Millions of minimum wage workers are caught in a tightening vise. The reason: It now takes more than a day of work in all 50 states and the District of Columbia for them to earn enough money to fill a tank of gas, up from a little more than half a day in March 2001. In 14 states minimum wager earners must labor until lunchtime Tuesday to pay for the gas to drive to work. In another 16 states these employees have to work until well past mid-morning on Tuesday to pay for their gas.
Analysis by Christian E. Weller, Senior Economist at the Center for American Progress, published today shows that rapidly rising gasoline prices and mostly flat minimum wages have resulted in the cost of minimum wage earners getting to work each week jumping an average 104.9% between March 2001 and May 2006. On average, across the 50 states and the District of Columbia, it takes 11.2 hours of work for minimum wage earners to pay to get to work, up from an average of 5.5 hours in March 2001.
In the 17 states and the District of Columbia that raised the minimum wage between March 2001 and May 2006 or already had in place a minimum wage higher than the federal-mandated level, it still took minimum wage earners until Tuesday morning to begin earning money to pay for something besides gasoline. But according to the study, minimum wage employees in these states could more quickly turn to earning money for rent, food and clothing, education and other basic necessities.

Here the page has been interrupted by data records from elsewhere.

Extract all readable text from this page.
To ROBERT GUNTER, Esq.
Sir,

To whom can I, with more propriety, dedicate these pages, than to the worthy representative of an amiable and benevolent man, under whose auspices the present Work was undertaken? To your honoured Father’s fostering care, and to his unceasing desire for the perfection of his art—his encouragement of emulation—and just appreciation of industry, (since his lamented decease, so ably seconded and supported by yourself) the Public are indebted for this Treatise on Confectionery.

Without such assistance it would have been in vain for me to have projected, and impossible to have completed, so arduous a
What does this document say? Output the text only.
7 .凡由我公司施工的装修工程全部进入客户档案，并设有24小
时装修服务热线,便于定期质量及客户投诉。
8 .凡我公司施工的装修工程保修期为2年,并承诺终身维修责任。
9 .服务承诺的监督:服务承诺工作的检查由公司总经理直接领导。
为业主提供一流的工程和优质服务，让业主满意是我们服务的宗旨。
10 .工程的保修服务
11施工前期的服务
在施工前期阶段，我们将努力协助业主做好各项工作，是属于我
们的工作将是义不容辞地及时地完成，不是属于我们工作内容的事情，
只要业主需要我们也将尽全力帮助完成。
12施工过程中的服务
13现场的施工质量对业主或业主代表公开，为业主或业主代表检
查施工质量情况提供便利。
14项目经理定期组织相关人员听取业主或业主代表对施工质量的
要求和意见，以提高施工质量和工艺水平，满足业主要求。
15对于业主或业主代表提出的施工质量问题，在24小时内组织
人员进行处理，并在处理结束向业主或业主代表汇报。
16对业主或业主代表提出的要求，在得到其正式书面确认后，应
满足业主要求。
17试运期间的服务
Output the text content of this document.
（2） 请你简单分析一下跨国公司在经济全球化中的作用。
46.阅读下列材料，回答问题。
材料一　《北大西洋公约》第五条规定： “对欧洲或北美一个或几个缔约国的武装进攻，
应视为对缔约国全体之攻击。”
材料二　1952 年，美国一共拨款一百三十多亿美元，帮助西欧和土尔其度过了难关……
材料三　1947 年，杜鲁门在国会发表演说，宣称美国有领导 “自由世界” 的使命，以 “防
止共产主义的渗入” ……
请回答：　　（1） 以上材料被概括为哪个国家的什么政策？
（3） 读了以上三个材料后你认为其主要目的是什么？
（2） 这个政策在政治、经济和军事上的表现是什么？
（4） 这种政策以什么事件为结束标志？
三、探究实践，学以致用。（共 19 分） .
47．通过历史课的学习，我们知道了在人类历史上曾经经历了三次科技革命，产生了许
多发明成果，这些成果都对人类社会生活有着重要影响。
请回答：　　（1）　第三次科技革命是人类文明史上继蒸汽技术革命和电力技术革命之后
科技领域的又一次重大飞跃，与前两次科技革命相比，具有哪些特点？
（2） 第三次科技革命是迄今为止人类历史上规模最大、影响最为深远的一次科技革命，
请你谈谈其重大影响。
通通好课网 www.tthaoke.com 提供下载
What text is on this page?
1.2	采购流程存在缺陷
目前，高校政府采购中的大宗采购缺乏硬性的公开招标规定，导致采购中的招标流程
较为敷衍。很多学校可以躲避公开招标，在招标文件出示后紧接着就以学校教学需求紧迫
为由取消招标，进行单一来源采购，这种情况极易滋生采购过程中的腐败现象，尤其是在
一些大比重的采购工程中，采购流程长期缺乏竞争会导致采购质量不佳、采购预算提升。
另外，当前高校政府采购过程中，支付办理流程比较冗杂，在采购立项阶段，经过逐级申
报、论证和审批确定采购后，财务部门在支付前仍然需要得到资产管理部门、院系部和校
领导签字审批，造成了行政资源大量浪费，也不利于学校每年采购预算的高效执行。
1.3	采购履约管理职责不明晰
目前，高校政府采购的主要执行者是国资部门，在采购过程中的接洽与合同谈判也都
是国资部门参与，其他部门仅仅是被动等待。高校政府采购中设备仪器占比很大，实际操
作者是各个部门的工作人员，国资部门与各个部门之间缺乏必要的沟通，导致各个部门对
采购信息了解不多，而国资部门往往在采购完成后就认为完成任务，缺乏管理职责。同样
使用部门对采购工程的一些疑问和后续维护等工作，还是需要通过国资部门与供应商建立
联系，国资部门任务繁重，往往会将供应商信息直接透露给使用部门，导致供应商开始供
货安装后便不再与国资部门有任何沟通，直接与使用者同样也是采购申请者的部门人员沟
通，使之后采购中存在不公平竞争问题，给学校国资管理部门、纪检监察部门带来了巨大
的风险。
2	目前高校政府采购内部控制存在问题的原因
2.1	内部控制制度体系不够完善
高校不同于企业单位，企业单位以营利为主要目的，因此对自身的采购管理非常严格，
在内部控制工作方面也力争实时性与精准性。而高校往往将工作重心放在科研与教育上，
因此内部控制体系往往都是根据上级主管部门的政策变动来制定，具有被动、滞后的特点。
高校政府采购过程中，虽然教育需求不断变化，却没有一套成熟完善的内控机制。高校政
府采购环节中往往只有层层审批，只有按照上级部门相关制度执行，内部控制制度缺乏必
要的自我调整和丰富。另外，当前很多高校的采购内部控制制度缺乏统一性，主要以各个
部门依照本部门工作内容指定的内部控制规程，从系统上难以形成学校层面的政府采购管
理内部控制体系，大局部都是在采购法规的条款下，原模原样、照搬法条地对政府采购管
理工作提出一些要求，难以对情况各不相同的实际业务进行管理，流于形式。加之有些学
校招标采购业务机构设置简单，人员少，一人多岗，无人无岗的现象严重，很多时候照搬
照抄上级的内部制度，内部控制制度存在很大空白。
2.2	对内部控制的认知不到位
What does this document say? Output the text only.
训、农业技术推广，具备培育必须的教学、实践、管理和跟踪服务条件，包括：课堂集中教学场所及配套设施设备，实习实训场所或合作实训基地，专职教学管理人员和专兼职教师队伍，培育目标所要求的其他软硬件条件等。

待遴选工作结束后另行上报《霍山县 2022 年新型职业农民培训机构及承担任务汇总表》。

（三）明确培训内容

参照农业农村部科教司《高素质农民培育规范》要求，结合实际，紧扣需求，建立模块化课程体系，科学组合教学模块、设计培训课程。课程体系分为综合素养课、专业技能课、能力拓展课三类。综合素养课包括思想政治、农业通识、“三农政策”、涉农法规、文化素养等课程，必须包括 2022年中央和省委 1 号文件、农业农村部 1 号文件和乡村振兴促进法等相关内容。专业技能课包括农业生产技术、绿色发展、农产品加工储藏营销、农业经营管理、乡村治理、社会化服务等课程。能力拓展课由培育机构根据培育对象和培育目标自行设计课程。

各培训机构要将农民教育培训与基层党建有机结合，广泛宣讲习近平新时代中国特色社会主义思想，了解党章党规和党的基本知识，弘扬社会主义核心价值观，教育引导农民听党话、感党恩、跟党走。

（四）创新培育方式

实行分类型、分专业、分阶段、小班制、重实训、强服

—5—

The minimum wage, of course, represents the floor upon which many low income workers begin to negotiate for higher wages to take care of themselves and their families. Amid rising gasoline and oil prices, 23.2 million families with incomes of less than $24,102 paid almost 8% of their annual income for gasoline in 2004, according to the most recent date from the Bureau of Labor Statistics. And that’s before the recent jump in gas prices.
The public policy response to this deteriorating situation for the Americans with the lowest incomes should be clear. While in the long-run it’s paramount to reduce energy costs for families by increasing energy efficiency, low income families need immediate help. This can primarily come by raising the minimum wage. This would provide financial relief for low income families facing this painful double whammy.